Through history, it has meant much more.
According to Mortimer Adler, the word
"citizen" has been "proudly adopted by men to mark their liberation from the
yoke of despotism or tyranny...."
The basic distinction between subjugation and citizenship is inseparable from the equally basic distinction
between absolute and limited, or between despotic and constitutional,
government."
For the Greeks, as Adler put it, there are citizens and
there are the rest--those who live as slaves or subjects of government "in
childlike submission to absolute rule."
Also, through the history of free
nations children have not been citizens.
There is a reason for this.
The
assumption has been that children cannot be citizens because certain things are
required of citizens, and that these things are weighty and important, that
they are so essential and also challenging that they are adult-level duties.
Some of the great writings of mankind on citizenship
emphasize rights, but just as many deal with responsibilities.
Because these
duties of citizens are so important to freedom, the great books consider the
educating of citizens "the great problem" of free societies.
This is profound.
Ultimately, freedom depends on the
citizens.
Through history, the upper classes have tended to see
education of their own offspring as preparation for ruling and the education of
others as preparation to be ruled.
Lower classes have tended to see education
as a means of class mobility, as preparation for jobs and therefore as a way to
move out of the lower class.
Governments have typically seen education as a way
to promote the agendas of the government into future generations.
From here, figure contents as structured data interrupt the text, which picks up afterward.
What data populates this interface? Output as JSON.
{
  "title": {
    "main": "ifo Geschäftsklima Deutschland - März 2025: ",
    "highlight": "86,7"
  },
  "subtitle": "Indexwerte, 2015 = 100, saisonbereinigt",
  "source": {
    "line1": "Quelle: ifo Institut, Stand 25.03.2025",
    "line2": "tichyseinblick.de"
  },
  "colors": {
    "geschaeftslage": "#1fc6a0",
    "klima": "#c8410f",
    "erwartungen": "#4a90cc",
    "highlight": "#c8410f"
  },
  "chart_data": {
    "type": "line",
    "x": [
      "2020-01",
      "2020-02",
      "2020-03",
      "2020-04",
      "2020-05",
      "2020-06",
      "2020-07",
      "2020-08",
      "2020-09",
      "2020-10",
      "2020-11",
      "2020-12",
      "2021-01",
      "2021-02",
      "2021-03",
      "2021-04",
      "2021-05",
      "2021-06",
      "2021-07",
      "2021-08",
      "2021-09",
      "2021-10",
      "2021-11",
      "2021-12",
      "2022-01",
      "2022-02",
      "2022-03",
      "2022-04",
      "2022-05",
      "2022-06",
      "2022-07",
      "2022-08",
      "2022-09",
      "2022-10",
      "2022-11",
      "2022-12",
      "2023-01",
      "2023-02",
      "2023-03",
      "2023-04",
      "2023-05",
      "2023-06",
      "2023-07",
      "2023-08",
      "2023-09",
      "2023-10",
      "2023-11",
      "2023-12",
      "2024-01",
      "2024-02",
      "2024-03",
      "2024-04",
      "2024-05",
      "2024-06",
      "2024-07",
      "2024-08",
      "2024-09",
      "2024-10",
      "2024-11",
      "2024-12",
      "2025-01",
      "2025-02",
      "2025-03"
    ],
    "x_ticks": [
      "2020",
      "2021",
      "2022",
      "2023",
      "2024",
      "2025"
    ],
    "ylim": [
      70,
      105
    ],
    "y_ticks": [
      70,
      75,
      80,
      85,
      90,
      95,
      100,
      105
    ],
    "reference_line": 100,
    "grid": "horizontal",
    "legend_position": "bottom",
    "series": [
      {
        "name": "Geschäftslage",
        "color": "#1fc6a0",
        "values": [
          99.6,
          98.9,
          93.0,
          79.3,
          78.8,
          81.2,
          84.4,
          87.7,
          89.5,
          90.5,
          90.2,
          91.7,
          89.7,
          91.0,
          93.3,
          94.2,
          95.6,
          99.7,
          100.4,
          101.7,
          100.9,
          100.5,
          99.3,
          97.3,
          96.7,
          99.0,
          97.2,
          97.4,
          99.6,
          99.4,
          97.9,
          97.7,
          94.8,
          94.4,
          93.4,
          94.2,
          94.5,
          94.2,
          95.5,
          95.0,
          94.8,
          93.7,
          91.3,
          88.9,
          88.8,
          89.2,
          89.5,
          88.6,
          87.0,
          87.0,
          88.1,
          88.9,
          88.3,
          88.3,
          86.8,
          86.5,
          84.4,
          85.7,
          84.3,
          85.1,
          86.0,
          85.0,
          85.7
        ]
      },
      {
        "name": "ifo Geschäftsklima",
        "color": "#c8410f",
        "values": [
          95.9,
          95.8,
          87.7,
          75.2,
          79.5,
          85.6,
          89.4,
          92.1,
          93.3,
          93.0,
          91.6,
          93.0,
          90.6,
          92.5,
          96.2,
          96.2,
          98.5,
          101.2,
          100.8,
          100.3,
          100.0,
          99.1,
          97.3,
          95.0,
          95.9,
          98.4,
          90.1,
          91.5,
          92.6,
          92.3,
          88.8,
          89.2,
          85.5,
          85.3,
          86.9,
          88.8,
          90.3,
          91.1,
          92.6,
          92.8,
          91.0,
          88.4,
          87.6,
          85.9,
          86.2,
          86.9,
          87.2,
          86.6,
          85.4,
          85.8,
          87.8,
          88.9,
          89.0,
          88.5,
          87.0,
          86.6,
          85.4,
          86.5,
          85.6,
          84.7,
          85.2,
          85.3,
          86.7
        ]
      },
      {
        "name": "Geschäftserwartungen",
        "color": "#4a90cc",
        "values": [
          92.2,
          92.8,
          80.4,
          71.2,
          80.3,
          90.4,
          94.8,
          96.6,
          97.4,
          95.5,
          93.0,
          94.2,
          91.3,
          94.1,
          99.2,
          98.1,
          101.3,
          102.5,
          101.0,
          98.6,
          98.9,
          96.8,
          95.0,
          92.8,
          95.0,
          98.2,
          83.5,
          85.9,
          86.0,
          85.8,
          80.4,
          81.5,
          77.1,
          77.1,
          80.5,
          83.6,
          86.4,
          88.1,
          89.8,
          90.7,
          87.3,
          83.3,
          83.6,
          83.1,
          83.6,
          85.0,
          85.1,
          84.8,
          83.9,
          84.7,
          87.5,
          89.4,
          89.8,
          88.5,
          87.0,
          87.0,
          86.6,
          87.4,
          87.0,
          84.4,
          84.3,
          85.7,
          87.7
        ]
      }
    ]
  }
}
In contrast to all these views, the middle class in free
nations has tended to see education as a way to prepare good citizens and
therefore perpetuate real freedom and widespread prosperity.
When the middle
class loses this view, for whatever reason, the middle class shrinks in size
and loses power in society.
When elite classes seek to gain power over a strong
middle class, they try to convince the middle classes to view education in
lower-class ways--as job training.
As Adler put it,
"Vocational training prepares a man to be
an artisan, not a citizen.
"Only liberal education [by which Adler means wide
and deep reading in the Great Books] is adequate..."
Many duties belong to free citizens: voting wisely, giving
truly wise service on juries, sacrificing to keep the nation safe, influencing
government policy, paying for the wise and constitutional actions of
government, ratifying or not ratifying the constitution, and keeping the
government within the bounds of the constitution.
But at root, the greatest
duty of citizens, the one that makes them good at all the other
responsibilities, is clear, concise, virtuous, independent thinking.